Il va sans dire que la suppression de cet abattement entraînera une hausse brutale des coûts de production ne sera pas sans se répercuter sur le prix de vente alors que le consommateur lambda n'est peut-être pas prêt, ni en capacité économique d'accepter de payer la production locale au prix fort. Et dire que dans le même temps on nous rebat les oreilles avec des slogans en faveur des circuits courts et du "consommer local et Français"...
Reçu avec une délégation de sept personnes par le préfet, Didier Lauga, et le directeur départemental des Territoires et de la Mer, le président de la FDSEA, David Sève, se montrait optimiste mais prudent : "on a fait remonter nos inquiétudes et je pense que l'on a été écouté et entendu (**). On va attendre de voir ce qui en ressort. On ne se bat pas pour la cerise sur le gâteau, on se bat pour le gâteau. Il faut arrêter de pénaliser le travail". Et d'avertir à propos d'une - éventuelle - prochaine manifestation : "la prochaine fois, ça sera moins drôle. Les gens jouent leur survie." À bon entendeur...
Philippe GAVILLET de PENEY
* Après la réunification entre les ex-RFA et ex-RDA, l'Allemagne a continué à bénéficier des accords établis par l'ex-RDA et les pays du bloc socialiste, permettant aux travailleurs des pays de l'Est concernés de travailler en Allemagne aux taux horaires en vigueur dans leurs pays respectifs.

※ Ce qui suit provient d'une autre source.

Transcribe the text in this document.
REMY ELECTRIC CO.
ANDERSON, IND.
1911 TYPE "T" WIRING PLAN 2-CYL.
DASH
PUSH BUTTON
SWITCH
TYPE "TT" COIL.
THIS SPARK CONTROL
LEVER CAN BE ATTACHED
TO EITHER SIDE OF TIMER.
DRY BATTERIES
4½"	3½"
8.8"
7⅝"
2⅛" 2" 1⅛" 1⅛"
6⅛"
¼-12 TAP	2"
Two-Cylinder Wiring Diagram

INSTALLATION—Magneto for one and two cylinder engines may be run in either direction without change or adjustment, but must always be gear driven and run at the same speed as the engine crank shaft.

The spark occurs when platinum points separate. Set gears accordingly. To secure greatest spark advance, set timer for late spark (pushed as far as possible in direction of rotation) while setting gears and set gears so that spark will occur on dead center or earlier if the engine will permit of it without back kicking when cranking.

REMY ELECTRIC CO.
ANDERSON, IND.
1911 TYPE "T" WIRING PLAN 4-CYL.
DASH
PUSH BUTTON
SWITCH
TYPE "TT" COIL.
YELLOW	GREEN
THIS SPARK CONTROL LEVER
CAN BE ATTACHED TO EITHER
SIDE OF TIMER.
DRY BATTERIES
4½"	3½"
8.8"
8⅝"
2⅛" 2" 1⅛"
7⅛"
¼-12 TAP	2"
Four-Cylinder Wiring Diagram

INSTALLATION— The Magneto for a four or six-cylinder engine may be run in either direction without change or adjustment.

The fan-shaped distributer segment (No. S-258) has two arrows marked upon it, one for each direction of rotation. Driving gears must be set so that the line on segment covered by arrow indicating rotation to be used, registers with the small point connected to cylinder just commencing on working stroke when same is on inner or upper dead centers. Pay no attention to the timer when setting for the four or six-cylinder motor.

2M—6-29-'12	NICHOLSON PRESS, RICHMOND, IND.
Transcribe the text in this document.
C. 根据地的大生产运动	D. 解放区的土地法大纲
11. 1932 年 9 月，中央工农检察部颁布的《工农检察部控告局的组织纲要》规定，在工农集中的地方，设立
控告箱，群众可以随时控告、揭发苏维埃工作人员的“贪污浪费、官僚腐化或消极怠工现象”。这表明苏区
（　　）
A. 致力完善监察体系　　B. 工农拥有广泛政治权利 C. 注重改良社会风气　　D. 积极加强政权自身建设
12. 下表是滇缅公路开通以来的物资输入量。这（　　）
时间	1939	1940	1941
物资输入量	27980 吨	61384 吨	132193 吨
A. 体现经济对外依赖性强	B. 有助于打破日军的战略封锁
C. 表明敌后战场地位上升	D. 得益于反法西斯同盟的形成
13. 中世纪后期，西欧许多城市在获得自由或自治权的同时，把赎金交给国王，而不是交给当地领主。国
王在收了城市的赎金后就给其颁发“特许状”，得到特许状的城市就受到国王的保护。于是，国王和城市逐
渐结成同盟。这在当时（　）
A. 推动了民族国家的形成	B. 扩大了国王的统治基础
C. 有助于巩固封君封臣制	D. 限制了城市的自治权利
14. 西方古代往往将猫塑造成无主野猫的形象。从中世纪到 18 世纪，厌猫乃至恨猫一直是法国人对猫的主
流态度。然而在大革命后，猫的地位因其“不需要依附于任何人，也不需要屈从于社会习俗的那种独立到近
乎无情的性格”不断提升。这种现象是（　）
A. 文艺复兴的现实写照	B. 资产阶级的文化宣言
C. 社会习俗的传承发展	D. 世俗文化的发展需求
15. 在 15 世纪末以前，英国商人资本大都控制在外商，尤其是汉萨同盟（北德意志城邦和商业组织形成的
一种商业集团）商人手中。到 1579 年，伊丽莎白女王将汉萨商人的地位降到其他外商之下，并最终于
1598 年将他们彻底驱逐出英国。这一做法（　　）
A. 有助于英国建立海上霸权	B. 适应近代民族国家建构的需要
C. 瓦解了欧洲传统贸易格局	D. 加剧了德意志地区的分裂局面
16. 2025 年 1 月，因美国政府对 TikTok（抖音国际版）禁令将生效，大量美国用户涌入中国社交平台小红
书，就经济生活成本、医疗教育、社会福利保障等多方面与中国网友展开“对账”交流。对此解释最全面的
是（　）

** Avant d'être préfet, Didier Lauga a été conseiller technique au cabinet du ministre de l'Agriculture Henri Nallet, puis directeur-adjoint de cabinet de Louis Mermaz au même ministère. De quoi faire naître l'espoir chez les agriculteurs gardois d'être bien représentés pour faire entendre leurs doléances en haut-lieu.